RISOLUZIONE DEL CONTRATTO D'APPALTO DICHIARATA DALLA STAZIONE APPALTANTE E OBBLIGHI DELL'OPERATORE (108.9)
Peer questo collegio, vale rammentare il principio, condiviso, secondo il quale, in relazione al riparto di giurisdizione in materia di contratti pubblici, con particolare riguardo al contratto di appalto, il relativo discrimine è correlato alla fase nella quale si colloca la controversia, a seconda, quindi, che quest’ultima attenga alla fase selettiva e deliberativa dell'aggiudicazione oppure a quella di esecuzione del rapporto.
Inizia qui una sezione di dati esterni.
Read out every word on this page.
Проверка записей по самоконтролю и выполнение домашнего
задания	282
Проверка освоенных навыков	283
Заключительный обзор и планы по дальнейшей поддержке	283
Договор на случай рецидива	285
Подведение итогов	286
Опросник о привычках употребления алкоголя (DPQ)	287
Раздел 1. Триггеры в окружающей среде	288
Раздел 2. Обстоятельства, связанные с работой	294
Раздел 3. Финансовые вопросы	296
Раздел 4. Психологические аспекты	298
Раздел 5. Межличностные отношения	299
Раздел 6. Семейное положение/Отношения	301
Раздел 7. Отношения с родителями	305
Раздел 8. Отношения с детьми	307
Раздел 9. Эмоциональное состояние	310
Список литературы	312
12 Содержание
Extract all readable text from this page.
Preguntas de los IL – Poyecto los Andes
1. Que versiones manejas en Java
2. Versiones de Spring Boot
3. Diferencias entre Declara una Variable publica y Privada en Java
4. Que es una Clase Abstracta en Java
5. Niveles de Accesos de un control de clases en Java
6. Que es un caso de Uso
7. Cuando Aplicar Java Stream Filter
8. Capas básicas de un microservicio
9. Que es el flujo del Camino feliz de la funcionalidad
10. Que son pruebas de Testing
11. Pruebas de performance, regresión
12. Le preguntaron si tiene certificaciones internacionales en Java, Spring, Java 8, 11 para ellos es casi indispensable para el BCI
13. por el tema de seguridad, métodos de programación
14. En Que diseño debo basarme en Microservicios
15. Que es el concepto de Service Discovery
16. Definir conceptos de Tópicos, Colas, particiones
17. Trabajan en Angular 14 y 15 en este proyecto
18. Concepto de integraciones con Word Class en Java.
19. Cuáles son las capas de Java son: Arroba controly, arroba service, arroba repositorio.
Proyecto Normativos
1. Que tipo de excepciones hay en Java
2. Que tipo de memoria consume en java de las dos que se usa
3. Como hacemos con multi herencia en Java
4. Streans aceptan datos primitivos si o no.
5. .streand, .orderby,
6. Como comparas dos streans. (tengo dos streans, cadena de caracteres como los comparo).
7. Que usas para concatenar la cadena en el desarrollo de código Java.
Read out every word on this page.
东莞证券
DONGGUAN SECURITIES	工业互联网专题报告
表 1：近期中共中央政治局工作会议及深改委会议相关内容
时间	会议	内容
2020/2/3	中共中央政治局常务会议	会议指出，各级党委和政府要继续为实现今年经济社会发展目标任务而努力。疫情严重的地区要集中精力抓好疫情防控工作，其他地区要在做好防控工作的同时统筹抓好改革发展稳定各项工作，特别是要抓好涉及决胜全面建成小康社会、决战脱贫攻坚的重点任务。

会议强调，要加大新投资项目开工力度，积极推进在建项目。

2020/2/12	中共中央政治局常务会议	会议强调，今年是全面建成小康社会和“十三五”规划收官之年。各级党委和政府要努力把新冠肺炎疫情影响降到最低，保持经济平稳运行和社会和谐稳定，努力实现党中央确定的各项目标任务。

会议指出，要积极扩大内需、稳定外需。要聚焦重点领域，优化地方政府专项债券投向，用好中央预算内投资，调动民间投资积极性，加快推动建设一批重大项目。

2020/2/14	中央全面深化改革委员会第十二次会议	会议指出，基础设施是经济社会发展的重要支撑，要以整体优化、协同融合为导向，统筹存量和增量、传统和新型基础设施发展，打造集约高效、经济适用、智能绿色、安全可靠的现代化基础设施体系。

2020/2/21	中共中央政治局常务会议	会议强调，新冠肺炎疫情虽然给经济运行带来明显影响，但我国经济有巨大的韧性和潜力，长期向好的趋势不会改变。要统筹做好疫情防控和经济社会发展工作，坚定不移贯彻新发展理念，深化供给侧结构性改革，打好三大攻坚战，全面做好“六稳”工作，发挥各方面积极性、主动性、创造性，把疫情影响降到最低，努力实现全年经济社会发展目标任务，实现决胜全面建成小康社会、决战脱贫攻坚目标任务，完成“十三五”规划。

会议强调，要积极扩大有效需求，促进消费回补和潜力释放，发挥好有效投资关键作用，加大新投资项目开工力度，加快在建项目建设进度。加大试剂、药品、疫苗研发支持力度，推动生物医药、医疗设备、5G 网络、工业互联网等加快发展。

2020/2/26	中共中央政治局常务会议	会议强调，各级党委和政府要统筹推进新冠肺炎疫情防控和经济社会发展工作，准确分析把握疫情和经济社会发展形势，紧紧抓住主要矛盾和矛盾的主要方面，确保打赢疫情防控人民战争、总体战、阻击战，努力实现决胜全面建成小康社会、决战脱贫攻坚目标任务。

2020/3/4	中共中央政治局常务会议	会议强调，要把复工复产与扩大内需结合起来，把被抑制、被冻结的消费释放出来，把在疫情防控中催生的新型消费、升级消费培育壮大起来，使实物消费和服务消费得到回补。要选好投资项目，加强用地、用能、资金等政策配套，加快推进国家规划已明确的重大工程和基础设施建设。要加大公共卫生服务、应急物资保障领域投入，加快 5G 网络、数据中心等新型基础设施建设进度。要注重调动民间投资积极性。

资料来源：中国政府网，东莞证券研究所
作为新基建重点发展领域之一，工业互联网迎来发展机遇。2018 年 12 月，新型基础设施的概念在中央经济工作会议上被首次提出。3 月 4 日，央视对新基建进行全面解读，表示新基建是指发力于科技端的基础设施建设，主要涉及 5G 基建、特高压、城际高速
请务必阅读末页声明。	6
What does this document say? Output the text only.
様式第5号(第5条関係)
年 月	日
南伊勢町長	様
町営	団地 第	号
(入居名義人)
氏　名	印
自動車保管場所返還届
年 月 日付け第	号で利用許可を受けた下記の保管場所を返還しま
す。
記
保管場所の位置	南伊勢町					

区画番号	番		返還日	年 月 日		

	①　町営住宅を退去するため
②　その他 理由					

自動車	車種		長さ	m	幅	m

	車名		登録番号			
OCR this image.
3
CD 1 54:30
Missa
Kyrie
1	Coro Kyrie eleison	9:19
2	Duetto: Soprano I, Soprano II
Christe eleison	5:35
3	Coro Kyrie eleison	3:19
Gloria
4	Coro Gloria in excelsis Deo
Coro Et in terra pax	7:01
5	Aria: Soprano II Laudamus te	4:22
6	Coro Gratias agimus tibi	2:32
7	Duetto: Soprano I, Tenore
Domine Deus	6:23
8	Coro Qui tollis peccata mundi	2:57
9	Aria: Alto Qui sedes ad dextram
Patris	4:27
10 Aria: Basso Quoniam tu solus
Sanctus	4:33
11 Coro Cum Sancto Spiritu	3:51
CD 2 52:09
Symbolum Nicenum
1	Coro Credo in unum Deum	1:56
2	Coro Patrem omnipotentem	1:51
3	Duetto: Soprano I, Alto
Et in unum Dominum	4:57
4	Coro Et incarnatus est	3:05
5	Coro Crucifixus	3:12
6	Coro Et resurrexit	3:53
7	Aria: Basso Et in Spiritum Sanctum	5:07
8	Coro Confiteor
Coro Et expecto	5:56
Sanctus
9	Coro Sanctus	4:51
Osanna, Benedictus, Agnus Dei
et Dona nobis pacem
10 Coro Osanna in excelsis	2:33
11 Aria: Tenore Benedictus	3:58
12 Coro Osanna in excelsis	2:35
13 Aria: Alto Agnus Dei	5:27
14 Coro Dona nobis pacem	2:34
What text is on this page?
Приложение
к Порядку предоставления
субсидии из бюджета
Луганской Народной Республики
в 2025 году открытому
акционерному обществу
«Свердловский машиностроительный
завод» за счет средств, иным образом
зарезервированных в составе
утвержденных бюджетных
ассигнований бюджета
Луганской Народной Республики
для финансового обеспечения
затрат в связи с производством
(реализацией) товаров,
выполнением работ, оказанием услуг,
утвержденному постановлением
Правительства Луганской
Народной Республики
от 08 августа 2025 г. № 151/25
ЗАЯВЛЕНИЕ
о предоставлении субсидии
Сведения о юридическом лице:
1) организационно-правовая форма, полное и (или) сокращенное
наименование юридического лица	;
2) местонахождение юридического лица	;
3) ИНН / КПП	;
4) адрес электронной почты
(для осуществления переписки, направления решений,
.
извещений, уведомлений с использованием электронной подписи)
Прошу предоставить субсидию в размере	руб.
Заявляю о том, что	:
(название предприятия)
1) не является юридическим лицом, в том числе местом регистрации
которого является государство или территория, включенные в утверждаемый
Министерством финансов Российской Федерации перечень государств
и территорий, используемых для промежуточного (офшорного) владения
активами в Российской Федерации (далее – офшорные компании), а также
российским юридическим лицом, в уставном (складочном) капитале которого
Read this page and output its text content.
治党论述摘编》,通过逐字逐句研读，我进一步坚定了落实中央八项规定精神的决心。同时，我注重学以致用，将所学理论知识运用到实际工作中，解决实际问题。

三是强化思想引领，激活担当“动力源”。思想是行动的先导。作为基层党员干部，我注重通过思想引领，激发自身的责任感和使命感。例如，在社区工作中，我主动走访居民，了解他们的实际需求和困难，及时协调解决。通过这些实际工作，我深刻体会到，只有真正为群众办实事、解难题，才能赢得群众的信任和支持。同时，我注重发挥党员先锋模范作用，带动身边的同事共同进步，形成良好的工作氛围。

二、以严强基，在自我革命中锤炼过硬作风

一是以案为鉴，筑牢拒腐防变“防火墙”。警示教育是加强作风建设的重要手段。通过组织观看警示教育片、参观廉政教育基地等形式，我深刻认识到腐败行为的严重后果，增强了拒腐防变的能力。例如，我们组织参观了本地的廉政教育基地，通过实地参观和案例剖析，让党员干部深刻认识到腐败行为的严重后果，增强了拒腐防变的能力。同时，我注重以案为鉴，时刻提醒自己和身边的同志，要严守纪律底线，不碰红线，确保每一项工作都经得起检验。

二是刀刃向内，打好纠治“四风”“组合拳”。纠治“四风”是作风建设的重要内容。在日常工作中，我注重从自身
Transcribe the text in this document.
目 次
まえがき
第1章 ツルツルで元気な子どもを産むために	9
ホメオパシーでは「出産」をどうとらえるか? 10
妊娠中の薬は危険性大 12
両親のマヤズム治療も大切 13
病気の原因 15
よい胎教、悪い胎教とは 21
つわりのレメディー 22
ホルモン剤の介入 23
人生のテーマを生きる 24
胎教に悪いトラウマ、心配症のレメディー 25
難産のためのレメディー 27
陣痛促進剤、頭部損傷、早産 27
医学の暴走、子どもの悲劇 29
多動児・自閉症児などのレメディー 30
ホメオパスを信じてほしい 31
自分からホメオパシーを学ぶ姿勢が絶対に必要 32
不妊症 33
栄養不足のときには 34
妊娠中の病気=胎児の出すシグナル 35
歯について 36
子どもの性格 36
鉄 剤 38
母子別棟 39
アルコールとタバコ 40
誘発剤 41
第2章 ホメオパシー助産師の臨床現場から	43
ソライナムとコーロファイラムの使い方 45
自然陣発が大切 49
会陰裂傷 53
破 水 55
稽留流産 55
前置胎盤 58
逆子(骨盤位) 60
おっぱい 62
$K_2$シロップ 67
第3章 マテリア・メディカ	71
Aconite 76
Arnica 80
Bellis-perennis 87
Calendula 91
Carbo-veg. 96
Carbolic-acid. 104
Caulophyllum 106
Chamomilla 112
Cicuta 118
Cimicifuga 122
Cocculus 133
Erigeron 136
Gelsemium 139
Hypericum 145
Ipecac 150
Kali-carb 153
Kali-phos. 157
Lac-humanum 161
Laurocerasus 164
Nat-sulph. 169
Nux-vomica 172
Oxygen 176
In tal senso, quindi, ‹‹in materia di procedimenti di evidenza pubblica, la giurisdizione esclusiva del giudice amministrativo riguarda le controversie relative alla fase procedimentale, che va dall'inizio della procedura sino alla stipula del contratto d'appalto (cfr. Cass., SS.UU., 9 aprile 2018, n. 8721; 10 aprile 2017, n. 9149; 8 luglio 2015, n. 14188; 13 marzo 2009, n. 6068; cfr. Cons. Stato, V, 19 luglio 2018, n. 4394; contra, isolata, Cass., SS.UU., 5 ottobre 2018, n. 24411, per la quale la fase procedimentale si conclude con l'adozione dell'atto di aggiudicazione definitiva), e si estende ad ogni provvedimento, atto, accordo e comportamento che intervenga in quel lasso temporale, ivi compresi i provvedimenti di annullamento d'ufficio dell'aggiudicazione definitiva ai sensi dell'art. 21-quinquies l. 7 agosto 1990, n. 241 o comunque previsti da norme di legge, mentre sussiste la giurisdizione ordinaria per le controversie insorte nella fase di esecuzione del contratto, salvo, comunque, il caso di esercizio di poteri di autotutela di annullamento ovvero di revoca dell'aggiudicazione pregressa, sussistendo nel primo caso la giurisdizione esclusiva del giudice amministrativo e nel secondo la sua giurisdizione di legittimità (cfr. Cass., SS.UU., 29 gennaio 2018, n. 2144; 16 gennaio 2018, n. 895; 18 novembre 2016, n. 23468)›› (Cons. Stato, sez. V, 19 aprile 2019, n. 2543).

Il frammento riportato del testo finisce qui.